As we near the end of the first quarter of 2021, the beat goes on for the stock market. Through today (March 25th) the stock market, as measured by the S&P 500 Index, is up over 3.5%. This continues the undeterred rise since the market bottomed on March 16th of last year. Quite the ride for seasoned market participants and the newbies to the stock market.
The economic story of the past twelve months has been well documented. A pandemic developed, sending the world economies into lock down, ultimately forcing the hand of authorities to unleash historic levels of capital relief to the masses.
These trillions of dollars have kept us afloat, probably more so than required, as we await with giddy optimism a return to normalcy. A clear sign that the level of relief has exceeded its need, is what we are seeing in some corners of the investment markets. When there is too much money chasing too few good ideas, guess what you end up with… more ideas! Unfortunately, the balance shifts towards bad ideas versus good ideas.
Excess money will not sit quietly, especially in a historically low interest rate environment. It will chase these less-than-ideal opportunities with the same motive as any other investment… make money. And on the flip side, those responsible for presenting these new ideas know there is too much money out there and will race to prosper while the market is hot. This dynamic dials up the speculative aspect of investing. Speculation is always present in the stock market, but even more so in easy money times like we see today.
We define speculation as the act of committing money to an investment with no justifiable expected outcome. You are hoping someone else will pay you more for it. Many times, these investments are the result of following the herd into the investment do jour. In 2021, look no further than the SPAC.
A SPAC (Special Purpose Acquisition Corp) raises capital through an initial public offering (IPO) for the purpose of acquiring an existing operating company. Subsequently, an operating company can merge with (or be acquired by) the publicly traded SPAC and become a listed company in lieu of executing its own IPO. While SPACs have been around for a while, they have recently gained acceptance as an easier way to take companies public… maybe too easy.
In 2019, blank-check companies (another term for a SPAC) raised over $13 billion. At that moment, it was an all-time high. As of this writing, blank-check companies have raised more than $90 billion this year. All told there are 430 of these companies seeking to acquire either another public company or more likely a private enterprise.
There is plenty of skepticism that there are 400+ legit companies out there ready to be bought out and taken public via a SPAC. You can count yours truly in this camp. In fact, I think the SPAC creators are sensing this as well. This might be the driving force behind the latest SPAC development… celebrity athletes.
That’s right, last month, both MLB All-Star Alex Rodriguez and former NFL player Colin Kaepernick announced plans for their own SPACs. NBA Hall of Famer Shaquille O’Neal and music mogul Jay-Z are among the other celebrities who have SPAC connections. Maybe the SPAC founders are feeling they need a little something extra to gain investor interest amongst the increasingly crowded landscape?

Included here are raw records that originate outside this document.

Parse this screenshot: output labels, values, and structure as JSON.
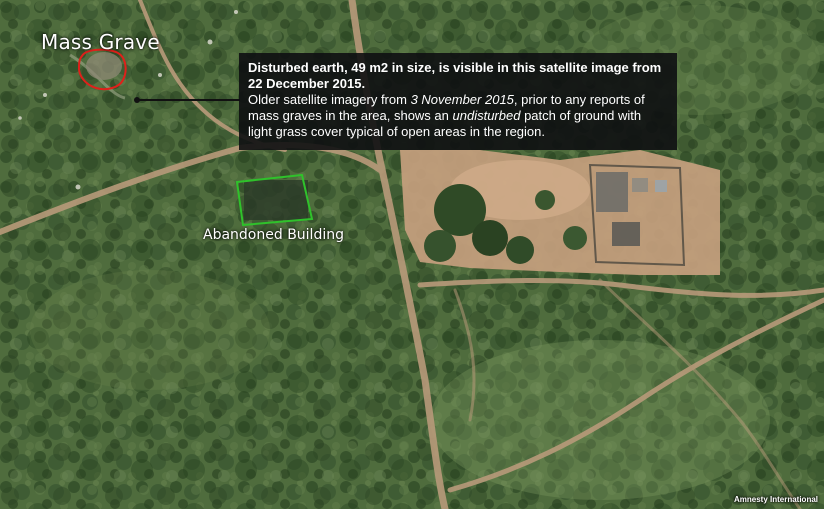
{
  "map": {
    "labels": {
      "mass_grave": "Mass Grave",
      "abandoned_building": "Abandoned Building"
    },
    "callout": {
      "headline": "Disturbed earth, 49 m2 in size, is visible in this satellite image from 22 December 2015.",
      "body_1": "Older satellite imagery from ",
      "body_date": "3 November 2015",
      "body_2": ", prior to any reports of mass graves in the area, shows an ",
      "body_em": "undisturbed",
      "body_3": " patch of ground with light grass cover typical of open areas in the region."
    },
    "credit": "Amnesty International",
    "colors": {
      "grave_outline": "#e0201a",
      "building_outline": "#2fc22b",
      "callout_bg": "#0e1012",
      "vegetation": "#4d6b3c",
      "bare_ground": "#c6a07e"
    }
  }
}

If the level and intensity that capital is being raised via the SPAC sounds all too familiar, your memory serves you well. A quarter of a century ago we witnessed the great phenomenon known as the Dot Com Era. For a period of nearly five years the number of companies coming public the traditional way, via an IPO, was staggering. What was even crazier was the first day pop the stocks received. On average over 50%!

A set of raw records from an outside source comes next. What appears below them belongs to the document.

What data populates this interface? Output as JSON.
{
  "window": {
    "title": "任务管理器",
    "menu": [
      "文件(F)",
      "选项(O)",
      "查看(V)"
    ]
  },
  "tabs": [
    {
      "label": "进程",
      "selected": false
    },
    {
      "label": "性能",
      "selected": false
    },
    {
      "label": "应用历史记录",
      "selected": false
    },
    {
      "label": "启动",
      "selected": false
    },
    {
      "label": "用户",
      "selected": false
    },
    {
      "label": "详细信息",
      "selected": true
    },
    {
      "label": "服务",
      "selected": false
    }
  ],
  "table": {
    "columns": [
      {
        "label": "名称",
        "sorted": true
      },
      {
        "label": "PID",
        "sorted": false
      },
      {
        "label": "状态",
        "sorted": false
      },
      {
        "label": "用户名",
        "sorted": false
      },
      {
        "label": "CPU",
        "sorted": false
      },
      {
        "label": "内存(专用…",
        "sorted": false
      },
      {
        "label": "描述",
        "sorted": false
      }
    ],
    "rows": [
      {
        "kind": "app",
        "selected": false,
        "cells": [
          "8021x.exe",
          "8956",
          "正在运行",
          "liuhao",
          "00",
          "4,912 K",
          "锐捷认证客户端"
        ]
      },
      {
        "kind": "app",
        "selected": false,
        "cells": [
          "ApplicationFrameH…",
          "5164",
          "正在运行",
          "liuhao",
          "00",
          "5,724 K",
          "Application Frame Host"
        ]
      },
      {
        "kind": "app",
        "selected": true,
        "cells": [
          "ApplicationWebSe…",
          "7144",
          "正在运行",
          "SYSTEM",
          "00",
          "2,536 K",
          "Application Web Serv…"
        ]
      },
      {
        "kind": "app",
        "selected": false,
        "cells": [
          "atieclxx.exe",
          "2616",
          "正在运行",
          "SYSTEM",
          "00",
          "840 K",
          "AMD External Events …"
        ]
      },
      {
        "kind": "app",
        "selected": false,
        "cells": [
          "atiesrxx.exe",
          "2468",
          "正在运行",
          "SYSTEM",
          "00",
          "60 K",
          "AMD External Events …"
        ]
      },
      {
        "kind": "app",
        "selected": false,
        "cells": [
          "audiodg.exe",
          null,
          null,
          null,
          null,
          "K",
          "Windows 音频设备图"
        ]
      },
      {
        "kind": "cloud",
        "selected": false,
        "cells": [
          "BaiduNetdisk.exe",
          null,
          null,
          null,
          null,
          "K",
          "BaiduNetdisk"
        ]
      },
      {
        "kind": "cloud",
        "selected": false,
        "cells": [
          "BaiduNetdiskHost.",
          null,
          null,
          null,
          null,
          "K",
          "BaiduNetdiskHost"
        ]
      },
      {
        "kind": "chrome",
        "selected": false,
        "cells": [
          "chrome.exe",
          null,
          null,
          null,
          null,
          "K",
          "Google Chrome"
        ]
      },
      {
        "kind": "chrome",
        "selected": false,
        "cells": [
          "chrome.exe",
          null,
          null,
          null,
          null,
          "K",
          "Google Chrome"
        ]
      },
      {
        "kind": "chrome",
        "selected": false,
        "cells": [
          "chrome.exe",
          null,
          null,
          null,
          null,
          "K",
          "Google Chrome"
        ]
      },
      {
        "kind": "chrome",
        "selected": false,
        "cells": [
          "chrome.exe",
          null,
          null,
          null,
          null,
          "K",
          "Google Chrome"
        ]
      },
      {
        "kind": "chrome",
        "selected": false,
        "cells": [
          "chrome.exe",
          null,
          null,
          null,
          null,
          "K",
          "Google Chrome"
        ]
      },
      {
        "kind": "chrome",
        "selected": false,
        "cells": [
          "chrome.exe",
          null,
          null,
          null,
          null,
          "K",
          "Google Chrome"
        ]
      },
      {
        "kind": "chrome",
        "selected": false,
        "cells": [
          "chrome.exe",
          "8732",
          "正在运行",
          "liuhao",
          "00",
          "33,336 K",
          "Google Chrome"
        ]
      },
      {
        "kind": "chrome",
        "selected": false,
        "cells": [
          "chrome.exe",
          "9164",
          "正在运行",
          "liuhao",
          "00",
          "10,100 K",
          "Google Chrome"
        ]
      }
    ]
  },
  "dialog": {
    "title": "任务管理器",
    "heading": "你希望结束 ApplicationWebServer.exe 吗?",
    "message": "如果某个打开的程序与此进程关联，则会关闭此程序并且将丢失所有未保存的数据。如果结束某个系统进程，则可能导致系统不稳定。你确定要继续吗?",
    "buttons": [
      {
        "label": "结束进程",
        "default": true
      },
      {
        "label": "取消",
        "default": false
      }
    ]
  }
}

If you remember that time period, then there is no need to rehash how it ended. For those who have blocked it out or are too young to have experienced it, let’s just say of the hundreds of companies that came public during this period, there are only a handful that you would know today (i.e., Amazon, Ebay, Qualcomm). I know it’s hard to believe, but Pets.com with its beloved sock puppet but little in sales (not to mention profits) did not make it (in its original form).

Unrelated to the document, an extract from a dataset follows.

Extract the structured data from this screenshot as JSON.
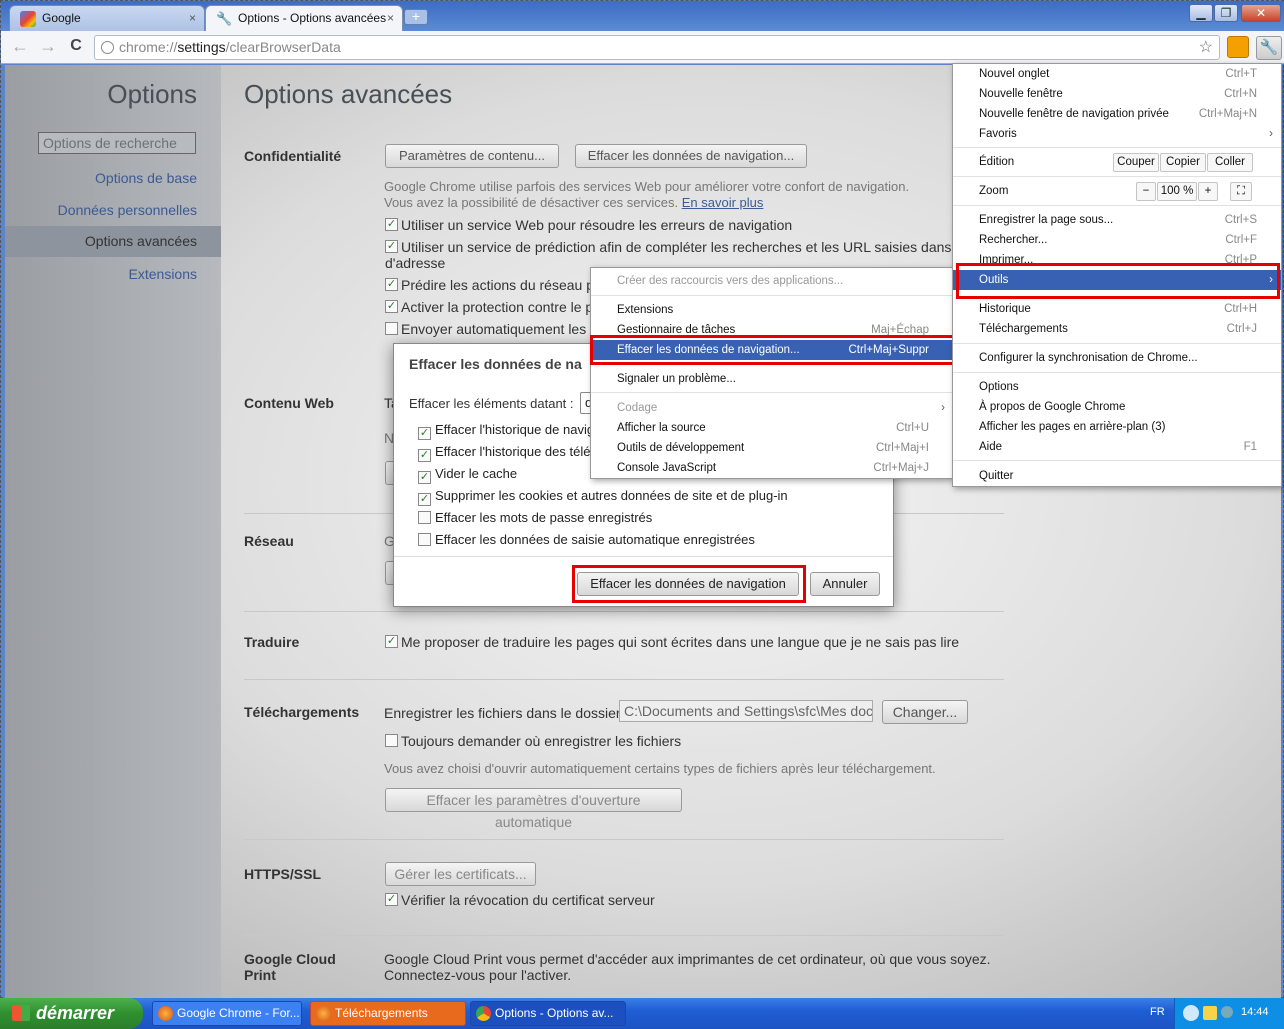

The budding speculative craze today is no different than what we saw back then. For the company, they want to capitalize on the pent-up demand demonstrated by investors (speculators). And these folks are looking to get in on the new issues with the hopes someone else will pay them more for it. Everyone involved is looking to make quick and easy money. Unfortunately, there is nothing quick nor easy to achieve long-term investment success.
As much as I am a Shaq fan, I’m not interested in joining this speculative dance. As we all know when speculating (hoping someone else pays you more for your investment), there is a good chance the music will stop (when hope is lost amongst the masses), and I have no interest in being the guy left without a chair. We’ll stick to our boring long-term approach that is based on a little more than hope.